10. Pour condamner la SCCV à payer une certaine somme à la société SCS et rejeter sa demande en paiement, l’arrêt retient que la disposition du cahier des clauses administratives particulières (CCAP) qui, complétant et précisant la norme AFNOR applicable au contrat, prévoit que « L’absence de notification d’un procès-verbal de réception constitue refus de réception » n’a pas lieu de s’appliquer puisqu’il n’y a pas eu refus de réception.
11. En statuant ainsi, après avoir constaté que le CCAP, applicable au marché, disposait que « l’absence de notification d’un procès-verbal de réception constitue refus de réception » et relevé que les demandes adressées par la société SCS à la SCCV aux fins de notification du procès-verbal de réception étaient restées sans suite, ce dont il résultait, par application du CCAP, un refus de réception, la cour d’appel, qui n’a pas tiré les conséquences légales de ses propres constatations, a violé le texte susvisé.
3.5 Volonté non équivoque et mandat de vente de l’ouvrage édifié
Cass. 3ème civ., 13 février 2025, n° 23-17425
Faits et procédure
2. Selon l’arrêt attaqué (Montpellier, 6 avril 2023), [R] [I] et Mme [I] ont confié les travaux de gros-uvre, charpente et couverture de leur maison d’habitation à M. [N], assuré auprès de la société Azur.
3. Le 30 mars 2007, [R] [I] et Mme [I] (les vendeurs) ont vendu la parcelle sur laquelle se trouvait le bâtiment toujours en cours de construction à M. et Mme [X] et à M. [E] (les acquéreurs).
4. Le 16 septembre 2016, se plaignant de désordres, les acquéreurs ont assigné en référé-expertise les vendeurs et M. [N], et ce dernier a appelé en expertise commune, son assureur, les sociétés MMA IARD et MMA IARD assurances mutuelles (les sociétés MMA), venant aux droits de la société Azur assurances IARD.

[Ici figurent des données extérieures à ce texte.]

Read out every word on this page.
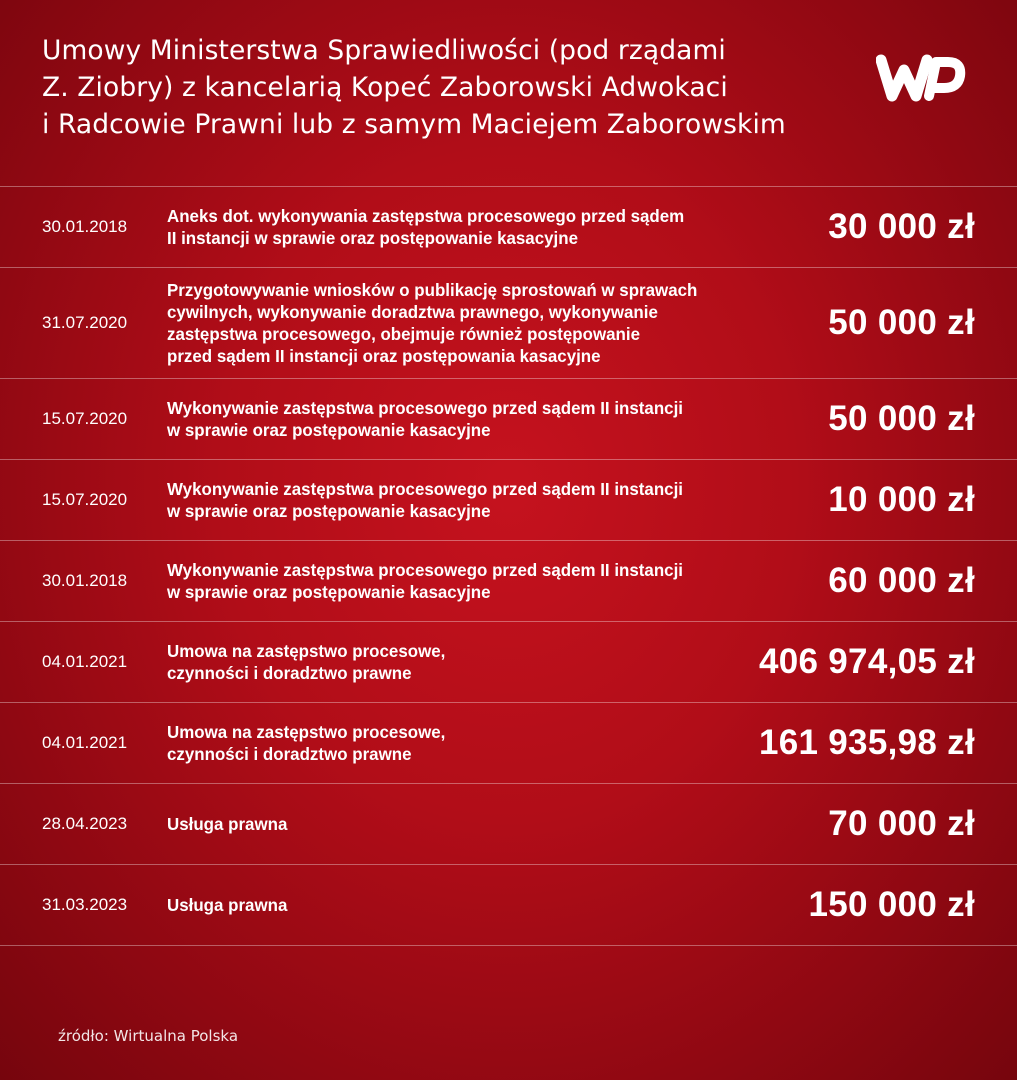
Umowy Ministerstwa Sprawiedliwości (pod rządami
Z. Ziobry) z kancelarią Kopeć Zaborowski Adwokaci
i Radcowie Prawni lub z samym Maciejem Zaborowskim
30.01.2018
Aneks dot. wykonywania zastępstwa procesowego przed sądem
II instancji w sprawie oraz postępowanie kasacyjne	30 000 zł
31.07.2020
Przygotowywanie wniosków o publikację sprostowań w sprawach
cywilnych, wykonywanie doradztwa prawnego, wykonywanie
zastępstwa procesowego, obejmuje również postępowanie
przed sądem II instancji oraz postępowania kasacyjne
50 000 zł
15.07.2020
Wykonywanie zastępstwa procesowego przed sądem II instancji
w sprawie oraz postępowanie kasacyjne	50 000 zł
15.07.2020
Wykonywanie zastępstwa procesowego przed sądem II instancji
w sprawie oraz postępowanie kasacyjne	10 000 zł
30.01.2018
Wykonywanie zastępstwa procesowego przed sądem II instancji
w sprawie oraz postępowanie kasacyjne	60 000 zł
04.01.2021
Umowa na zastępstwo procesowe,
czynności i doradztwo prawne	406 974,05 zł
04.01.2021
Umowa na zastępstwo procesowe,
czynności i doradztwo prawne	161 935,98 zł
28.04.2023 Usługa prawna	70 000 zł
31.03.2023 Usługa prawna	150 000 zł
źródło: Wirtualna Polska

5. Les acquéreurs ont, ensuite, assigné ces mêmes parties en indemnisation sur le fondement de la garantie décennale. Les sociétés MMA ont opposé à leurs demandes la forclusion de dix ans à compter de la réception tacite de l’ouvrage.
Réponse de la Cour
7. La cour d’appel a relevé que les vendeurs avaient donné à un agent immobilier mandat de vendre l’immeuble le 8 août 2006, faisant ainsi ressortir qu’au plus tard à cette date, ils avaient accepté l’ouvrage en l’état où il se trouvait pour le revendre.
8. Elle a pu déduire de ce seul motif, abstraction faite des motifs surabondants critiqués par les neuf dernières branches, que les maîtres de l’ouvrage avaient ainsi manifesté le 8 août 2006 leur volonté non équivoque de recevoir l’ouvrage, de sorte que, la réception tacite devant être fixée à cette date, l’action des acquéreurs était forclose.
9. Elle a, ainsi, légalement justifié sa décision.